# Digimon Xros Wars is now Digimon Fusion



## takuyayagami (Oct 3, 2012)

So far Taiki is Mikey in the dub ._.


----------



## pokefloote (Oct 3, 2012)

I wish they would have kept fusion out of Digimon.

Ruined.


----------



## takuyayagami (Oct 3, 2012)

pokefloote said:


> I wish they would have kept fusion out of Digimon.
> 
> Ruined.


I know... I just wish they just left Xros Wars as the main tittle plus there's a trailer for it


----------



## Black-Ice (Oct 3, 2012)

Taiki and shoutmon sound... not as good 


IF THEY RUIN KIRIHA 

ehh i really hope they dont flop it, make it as good as the tamers dub was.
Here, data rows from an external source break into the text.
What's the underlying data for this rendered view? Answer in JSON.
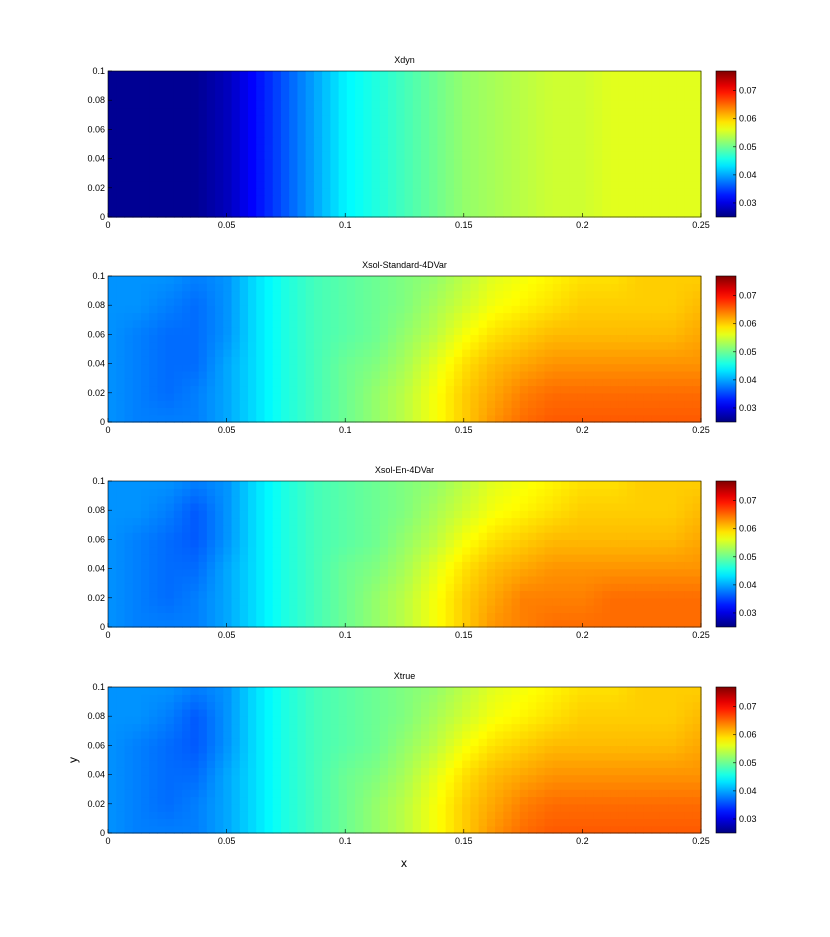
{
  "figure": {
    "xlabel": "x",
    "ylabel": "y"
  },
  "chart_data": [
    {
      "type": "heatmap",
      "title": "Xdyn",
      "xlim": [
        0,
        0.25
      ],
      "ylim": [
        0,
        0.1
      ],
      "xticks": [
        "0",
        "0.05",
        "0.1",
        "0.15",
        "0.2",
        "0.25"
      ],
      "yticks": [
        "0",
        "0.02",
        "0.04",
        "0.06",
        "0.08",
        "0.1"
      ],
      "colorbar": {
        "min": 0.025,
        "max": 0.077,
        "ticks": [
          "0.03",
          "0.04",
          "0.05",
          "0.06",
          "0.07"
        ]
      },
      "x": [
        0.0,
        0.0125,
        0.025,
        0.0375,
        0.05,
        0.0625,
        0.075,
        0.0875,
        0.1,
        0.1125,
        0.125,
        0.1375,
        0.15,
        0.1625,
        0.175,
        0.1875,
        0.2,
        0.2125,
        0.225,
        0.2375,
        0.25
      ],
      "y": [
        0.0,
        0.02,
        0.04,
        0.06,
        0.08,
        0.1
      ],
      "z": [
        [
          0.026,
          0.026,
          0.026,
          0.026,
          0.028,
          0.032,
          0.036,
          0.04,
          0.044,
          0.046,
          0.048,
          0.05,
          0.052,
          0.053,
          0.054,
          0.055,
          0.055,
          0.056,
          0.056,
          0.056,
          0.056
        ],
        [
          0.026,
          0.026,
          0.026,
          0.026,
          0.028,
          0.032,
          0.036,
          0.04,
          0.044,
          0.046,
          0.048,
          0.05,
          0.052,
          0.053,
          0.054,
          0.055,
          0.055,
          0.056,
          0.056,
          0.056,
          0.056
        ],
        [
          0.026,
          0.026,
          0.026,
          0.026,
          0.028,
          0.032,
          0.036,
          0.04,
          0.044,
          0.046,
          0.048,
          0.05,
          0.052,
          0.053,
          0.054,
          0.055,
          0.055,
          0.056,
          0.056,
          0.056,
          0.056
        ],
        [
          0.026,
          0.026,
          0.026,
          0.026,
          0.028,
          0.032,
          0.036,
          0.04,
          0.044,
          0.046,
          0.048,
          0.05,
          0.052,
          0.053,
          0.054,
          0.055,
          0.055,
          0.056,
          0.056,
          0.056,
          0.056
        ],
        [
          0.026,
          0.026,
          0.026,
          0.026,
          0.028,
          0.032,
          0.036,
          0.04,
          0.044,
          0.046,
          0.048,
          0.05,
          0.052,
          0.053,
          0.054,
          0.055,
          0.055,
          0.056,
          0.056,
          0.056,
          0.056
        ],
        [
          0.026,
          0.026,
          0.026,
          0.026,
          0.028,
          0.032,
          0.036,
          0.04,
          0.044,
          0.046,
          0.048,
          0.05,
          0.052,
          0.053,
          0.054,
          0.055,
          0.055,
          0.056,
          0.056,
          0.056,
          0.056
        ]
      ]
    },
    {
      "type": "heatmap",
      "title": "Xsol-Standard-4DVar",
      "xlim": [
        0,
        0.25
      ],
      "ylim": [
        0,
        0.1
      ],
      "xticks": [
        "0",
        "0.05",
        "0.1",
        "0.15",
        "0.2",
        "0.25"
      ],
      "yticks": [
        "0",
        "0.02",
        "0.04",
        "0.06",
        "0.08",
        "0.1"
      ],
      "colorbar": {
        "min": 0.025,
        "max": 0.077,
        "ticks": [
          "0.03",
          "0.04",
          "0.05",
          "0.06",
          "0.07"
        ]
      },
      "x": [
        0.0,
        0.0125,
        0.025,
        0.0375,
        0.05,
        0.0625,
        0.075,
        0.0875,
        0.1,
        0.1125,
        0.125,
        0.1375,
        0.15,
        0.1625,
        0.175,
        0.1875,
        0.2,
        0.2125,
        0.225,
        0.2375,
        0.25
      ],
      "y": [
        0.0,
        0.02,
        0.04,
        0.06,
        0.08,
        0.1
      ],
      "z": [
        [
          0.039,
          0.038,
          0.038,
          0.038,
          0.04,
          0.043,
          0.046,
          0.048,
          0.05,
          0.052,
          0.054,
          0.057,
          0.06,
          0.063,
          0.065,
          0.066,
          0.066,
          0.066,
          0.066,
          0.066,
          0.066
        ],
        [
          0.039,
          0.038,
          0.037,
          0.038,
          0.04,
          0.043,
          0.046,
          0.048,
          0.05,
          0.052,
          0.054,
          0.057,
          0.06,
          0.062,
          0.064,
          0.065,
          0.065,
          0.065,
          0.065,
          0.065,
          0.065
        ],
        [
          0.039,
          0.038,
          0.037,
          0.037,
          0.04,
          0.043,
          0.046,
          0.048,
          0.05,
          0.051,
          0.053,
          0.056,
          0.059,
          0.061,
          0.062,
          0.063,
          0.063,
          0.063,
          0.063,
          0.063,
          0.063
        ],
        [
          0.039,
          0.038,
          0.037,
          0.037,
          0.039,
          0.043,
          0.046,
          0.048,
          0.049,
          0.05,
          0.052,
          0.054,
          0.057,
          0.059,
          0.06,
          0.061,
          0.061,
          0.061,
          0.061,
          0.061,
          0.062
        ],
        [
          0.039,
          0.039,
          0.038,
          0.037,
          0.039,
          0.043,
          0.046,
          0.048,
          0.049,
          0.05,
          0.051,
          0.053,
          0.055,
          0.057,
          0.058,
          0.059,
          0.06,
          0.06,
          0.06,
          0.06,
          0.061
        ],
        [
          0.039,
          0.039,
          0.039,
          0.038,
          0.039,
          0.043,
          0.046,
          0.048,
          0.049,
          0.05,
          0.051,
          0.052,
          0.054,
          0.056,
          0.057,
          0.058,
          0.059,
          0.059,
          0.06,
          0.06,
          0.06
        ]
      ]
    },
    {
      "type": "heatmap",
      "title": "Xsol-En-4DVar",
      "xlim": [
        0,
        0.25
      ],
      "ylim": [
        0,
        0.1
      ],
      "xticks": [
        "0",
        "0.05",
        "0.1",
        "0.15",
        "0.2",
        "0.25"
      ],
      "yticks": [
        "0",
        "0.02",
        "0.04",
        "0.06",
        "0.08",
        "0.1"
      ],
      "colorbar": {
        "min": 0.025,
        "max": 0.077,
        "ticks": [
          "0.03",
          "0.04",
          "0.05",
          "0.06",
          "0.07"
        ]
      },
      "x": [
        0.0,
        0.0125,
        0.025,
        0.0375,
        0.05,
        0.0625,
        0.075,
        0.0875,
        0.1,
        0.1125,
        0.125,
        0.1375,
        0.15,
        0.1625,
        0.175,
        0.1875,
        0.2,
        0.2125,
        0.225,
        0.2375,
        0.25
      ],
      "y": [
        0.0,
        0.02,
        0.04,
        0.06,
        0.08,
        0.1
      ],
      "z": [
        [
          0.039,
          0.038,
          0.038,
          0.038,
          0.04,
          0.043,
          0.046,
          0.048,
          0.05,
          0.052,
          0.054,
          0.057,
          0.06,
          0.063,
          0.064,
          0.065,
          0.065,
          0.065,
          0.065,
          0.065,
          0.065
        ],
        [
          0.039,
          0.038,
          0.037,
          0.038,
          0.04,
          0.043,
          0.046,
          0.048,
          0.05,
          0.052,
          0.054,
          0.057,
          0.06,
          0.062,
          0.064,
          0.064,
          0.064,
          0.065,
          0.065,
          0.065,
          0.065
        ],
        [
          0.039,
          0.038,
          0.037,
          0.037,
          0.04,
          0.043,
          0.046,
          0.048,
          0.05,
          0.051,
          0.053,
          0.056,
          0.059,
          0.061,
          0.062,
          0.063,
          0.063,
          0.063,
          0.063,
          0.063,
          0.063
        ],
        [
          0.039,
          0.038,
          0.037,
          0.036,
          0.039,
          0.043,
          0.046,
          0.048,
          0.049,
          0.05,
          0.052,
          0.054,
          0.057,
          0.059,
          0.06,
          0.061,
          0.061,
          0.061,
          0.061,
          0.061,
          0.062
        ],
        [
          0.039,
          0.039,
          0.038,
          0.036,
          0.039,
          0.043,
          0.046,
          0.048,
          0.049,
          0.05,
          0.051,
          0.053,
          0.055,
          0.057,
          0.058,
          0.059,
          0.06,
          0.06,
          0.06,
          0.06,
          0.061
        ],
        [
          0.039,
          0.039,
          0.039,
          0.038,
          0.039,
          0.043,
          0.046,
          0.048,
          0.049,
          0.05,
          0.051,
          0.052,
          0.054,
          0.056,
          0.057,
          0.058,
          0.059,
          0.059,
          0.06,
          0.06,
          0.06
        ]
      ]
    },
    {
      "type": "heatmap",
      "title": "Xtrue",
      "xlim": [
        0,
        0.25
      ],
      "ylim": [
        0,
        0.1
      ],
      "xticks": [
        "0",
        "0.05",
        "0.1",
        "0.15",
        "0.2",
        "0.25"
      ],
      "yticks": [
        "0",
        "0.02",
        "0.04",
        "0.06",
        "0.08",
        "0.1"
      ],
      "colorbar": {
        "min": 0.025,
        "max": 0.077,
        "ticks": [
          "0.03",
          "0.04",
          "0.05",
          "0.06",
          "0.07"
        ]
      },
      "x": [
        0.0,
        0.0125,
        0.025,
        0.0375,
        0.05,
        0.0625,
        0.075,
        0.0875,
        0.1,
        0.1125,
        0.125,
        0.1375,
        0.15,
        0.1625,
        0.175,
        0.1875,
        0.2,
        0.2125,
        0.225,
        0.2375,
        0.25
      ],
      "y": [
        0.0,
        0.02,
        0.04,
        0.06,
        0.08,
        0.1
      ],
      "z": [
        [
          0.039,
          0.038,
          0.038,
          0.038,
          0.04,
          0.043,
          0.046,
          0.048,
          0.05,
          0.052,
          0.054,
          0.057,
          0.06,
          0.063,
          0.065,
          0.066,
          0.066,
          0.066,
          0.066,
          0.066,
          0.066
        ],
        [
          0.039,
          0.038,
          0.037,
          0.038,
          0.04,
          0.043,
          0.046,
          0.048,
          0.05,
          0.052,
          0.054,
          0.057,
          0.06,
          0.062,
          0.064,
          0.065,
          0.065,
          0.065,
          0.065,
          0.065,
          0.065
        ],
        [
          0.039,
          0.038,
          0.037,
          0.037,
          0.04,
          0.043,
          0.046,
          0.048,
          0.05,
          0.051,
          0.053,
          0.056,
          0.059,
          0.061,
          0.062,
          0.063,
          0.063,
          0.063,
          0.063,
          0.063,
          0.063
        ],
        [
          0.039,
          0.038,
          0.037,
          0.036,
          0.039,
          0.043,
          0.046,
          0.048,
          0.049,
          0.05,
          0.052,
          0.054,
          0.057,
          0.059,
          0.06,
          0.061,
          0.061,
          0.061,
          0.061,
          0.061,
          0.062
        ],
        [
          0.039,
          0.039,
          0.038,
          0.036,
          0.039,
          0.043,
          0.046,
          0.048,
          0.049,
          0.05,
          0.051,
          0.053,
          0.055,
          0.057,
          0.058,
          0.059,
          0.06,
          0.06,
          0.06,
          0.06,
          0.061
        ],
        [
          0.039,
          0.039,
          0.039,
          0.038,
          0.039,
          0.043,
          0.046,
          0.048,
          0.049,
          0.05,
          0.051,
          0.052,
          0.054,
          0.056,
          0.057,
          0.058,
          0.059,
          0.059,
          0.06,
          0.06,
          0.06
        ]
      ]
    }
  ]
}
That was the highlight of western Digimon


----------



## takuyayagami (Oct 3, 2012)

Black-Ice said:


> Taiki and shoutmon sound... not as good
> 
> 
> IF THEY RUIN KIRIHA
> ...


I think the same guy who did V-mon is shoutmon


----------



## takuyayagami (Oct 3, 2012)




----------



## Gahars (Oct 3, 2012)

People had their hopes up for this to begin with?


----------



## AsPika2219 (Nov 28, 2012)

Digimon Fusion Battle is now aired premier on Disney XD Malaysia beginning this December!!!


----------



## Nebz (Nov 28, 2012)

All I can really say is thank you to Saban again. Now let's get some merchandise stateside!!


----------